See what AI crawlers are *allowed* to fetch, and whether your pages are easy to extract into clean text.
Who this is for
SEOs, content teams, and marketers who want to understand how AI crawlers might see a page — and what rules (robots, headers, WAF blocks) may prevent discovery or clean extraction.
What this tool checks
- robots.txt access for common AI crawlers (Allowed / Blocked / Unknown)
- WAF / bot-block signals (403/429/503 patterns, common block fingerprints)
- llms.txt presence (optional preference file; helpful for some tools)
- Sitemap discovery (common sitemap endpoints + reachability)
- Indexing + snippet directives (meta robots + X-Robots-Tag)
- Page extraction signals (content length, link density, JS render risk, structured data)
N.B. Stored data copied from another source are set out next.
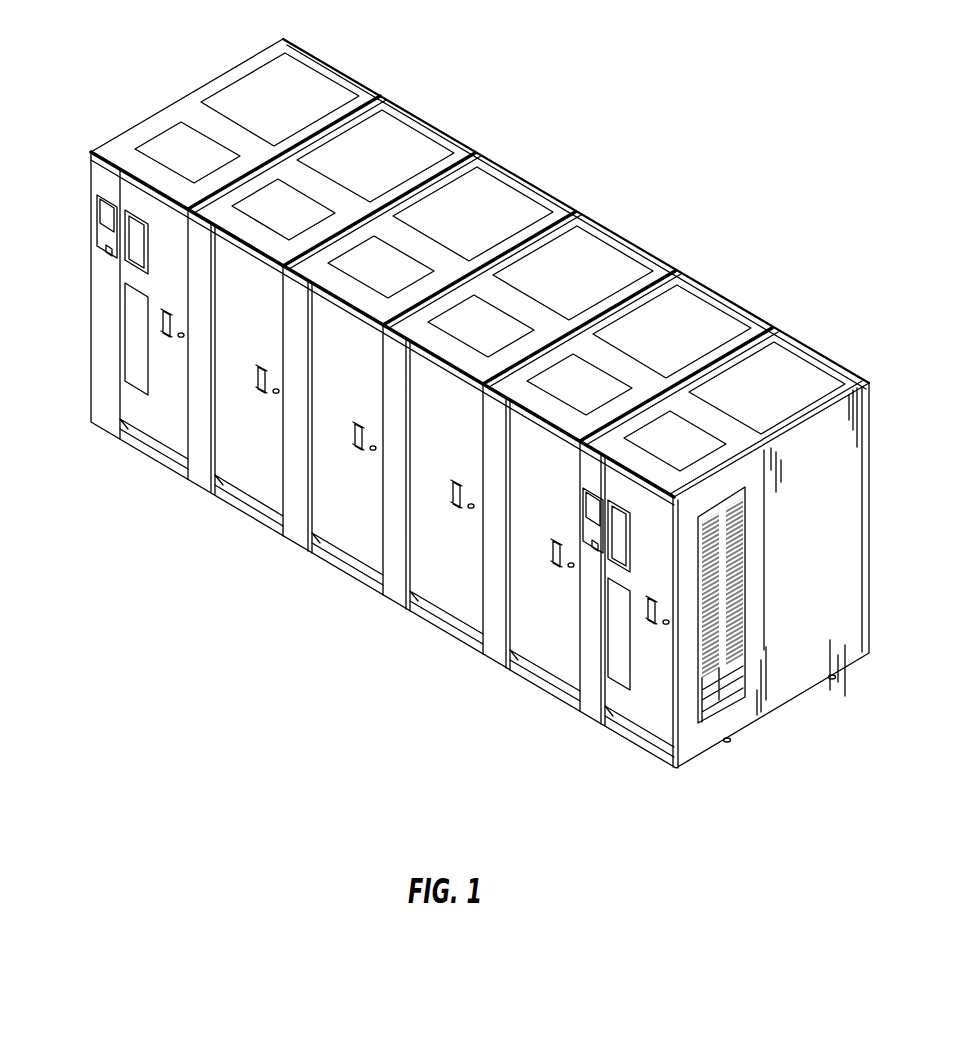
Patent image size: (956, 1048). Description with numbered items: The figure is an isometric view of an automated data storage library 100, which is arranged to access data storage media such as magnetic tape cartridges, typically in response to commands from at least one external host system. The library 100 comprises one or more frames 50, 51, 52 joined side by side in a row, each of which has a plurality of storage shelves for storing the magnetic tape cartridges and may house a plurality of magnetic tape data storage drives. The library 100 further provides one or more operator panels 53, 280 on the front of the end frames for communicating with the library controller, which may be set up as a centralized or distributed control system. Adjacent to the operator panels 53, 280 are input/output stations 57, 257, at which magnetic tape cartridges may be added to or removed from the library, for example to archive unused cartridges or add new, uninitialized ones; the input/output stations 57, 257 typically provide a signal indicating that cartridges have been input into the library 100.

The automated data storage library 100 is at (256, 632).
The frame 50 is at (816, 352).
The frame 51 is at (430, 123).
The frame 52 is at (317, 53).
The operator panel 53 is at (585, 516).
The input/output station 57 is at (625, 554).
The input/output station 257 is at (148, 256).
The operator panel 280 is at (103, 218).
- robots.txt builder to generate/copy/download a clean baseline with per-bot overrides
What it does NOT do
This does not check “rankings” or whether a model will cite you. It does not guarantee crawler behavior. It’s a fast, practical diagnostic based on what can be fetched + read.
How to use it
Paste a page URL → Analyze → review the crawler access table, WAF signals, indexing directives, and extraction signals. If you want to change access rules, use the robots.txt builder to generate a version you can deploy.